Направо от кресел стоит небольшой кругленький столик, закрытый тяжелым металлическим подносом; на нем виднеется нежноголубая чашка, украшенная медальонами с пастушками; крышечка с такими же медальонами и прозрачность чашки, в которую бьет свет из окна, не позволяет сомневаться в ее аристократическом, кровном саксонском происхождении; тут же сверкают ложки, щипчики для сахару, фарфоровая корзина для хлеба и старинная овальная серебряная сахарница, устроенная в виде баульчика, с лапками вместо ножек, с фантастическим чеканеным зверьком на макушке. По другую сторону кресел находится еще столик; но, боже, какой контраст! на нем лежат несколько тетрадей из грубой бумаги; листы покрыты каракулями, чернильными пятнами и местами сильно захватаны пальцами. К довершению контраста, в глаза так и мечутся следующие надписи: «Коровы дойные…», «Пух с сорока трех индюков», «Восьмнадцать шкур», «Зарезано девять баранов…», «Продано сала…» и т. д.

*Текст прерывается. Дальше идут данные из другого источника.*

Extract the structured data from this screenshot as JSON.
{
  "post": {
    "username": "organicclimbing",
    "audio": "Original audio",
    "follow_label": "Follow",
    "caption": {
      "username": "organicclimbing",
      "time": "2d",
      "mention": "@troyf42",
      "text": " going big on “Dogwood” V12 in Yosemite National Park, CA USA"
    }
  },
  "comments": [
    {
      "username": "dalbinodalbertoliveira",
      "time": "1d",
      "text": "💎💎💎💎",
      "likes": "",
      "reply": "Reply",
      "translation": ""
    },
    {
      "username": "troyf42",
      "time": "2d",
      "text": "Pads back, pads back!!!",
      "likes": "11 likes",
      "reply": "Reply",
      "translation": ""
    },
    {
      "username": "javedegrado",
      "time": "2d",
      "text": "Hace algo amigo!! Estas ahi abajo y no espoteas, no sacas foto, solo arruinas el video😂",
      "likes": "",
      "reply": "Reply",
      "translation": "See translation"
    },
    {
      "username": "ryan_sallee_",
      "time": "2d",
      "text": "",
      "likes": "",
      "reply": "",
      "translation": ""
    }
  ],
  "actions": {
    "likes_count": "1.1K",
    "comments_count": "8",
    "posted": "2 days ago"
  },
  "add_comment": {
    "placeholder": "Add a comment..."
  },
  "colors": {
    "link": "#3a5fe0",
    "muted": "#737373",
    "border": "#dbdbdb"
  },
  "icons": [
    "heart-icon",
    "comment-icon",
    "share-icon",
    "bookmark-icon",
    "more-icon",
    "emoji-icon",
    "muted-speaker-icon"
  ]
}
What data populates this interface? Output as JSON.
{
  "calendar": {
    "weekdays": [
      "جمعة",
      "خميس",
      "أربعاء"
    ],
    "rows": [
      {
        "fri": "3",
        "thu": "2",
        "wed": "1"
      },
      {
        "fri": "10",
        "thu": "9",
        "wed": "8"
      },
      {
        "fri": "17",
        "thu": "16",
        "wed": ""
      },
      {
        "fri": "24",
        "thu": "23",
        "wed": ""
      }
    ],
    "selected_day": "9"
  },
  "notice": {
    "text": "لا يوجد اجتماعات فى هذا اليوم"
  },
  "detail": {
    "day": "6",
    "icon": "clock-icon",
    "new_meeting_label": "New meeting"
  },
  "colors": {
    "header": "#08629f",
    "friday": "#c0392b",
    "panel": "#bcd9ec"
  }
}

Надо полагать, горничная Александры Константиновны грамотная: она беспрестанно заглядывает через голову госпожи своей и устремляет глаза на тетради, но всякий раз щурит глаза с видимым отвращением: мысль о коровах, индюках и сале, невидимому, неприятно действует на ее тонкий, изящный вкус. Этот изящный вкус горничной проглядывает в каждом ее движении и даже в манере держать гребень, которым расчесывает она волосы барыни. Белицыны, говоря о ней между собою, называют ее обыкновенно: lady Furie, но трудно предположить, чтоб вострый, как шило, нос горничной, ее выщипанные ноздри и узенькие губы могли иметь что-нибудь общее с таким названием. Несомненно лишь то, что горничная проникнута в высшей степени чувством собственного достоинства; вероятно, чтоб придать больше значения гордой голове своей, она причесывает ее a la Margot; но Александра Константиновна ничего не замечает; нагнувшись к столику налево, нахмурив сперва брови, она не отрывает глаз от деловых списков.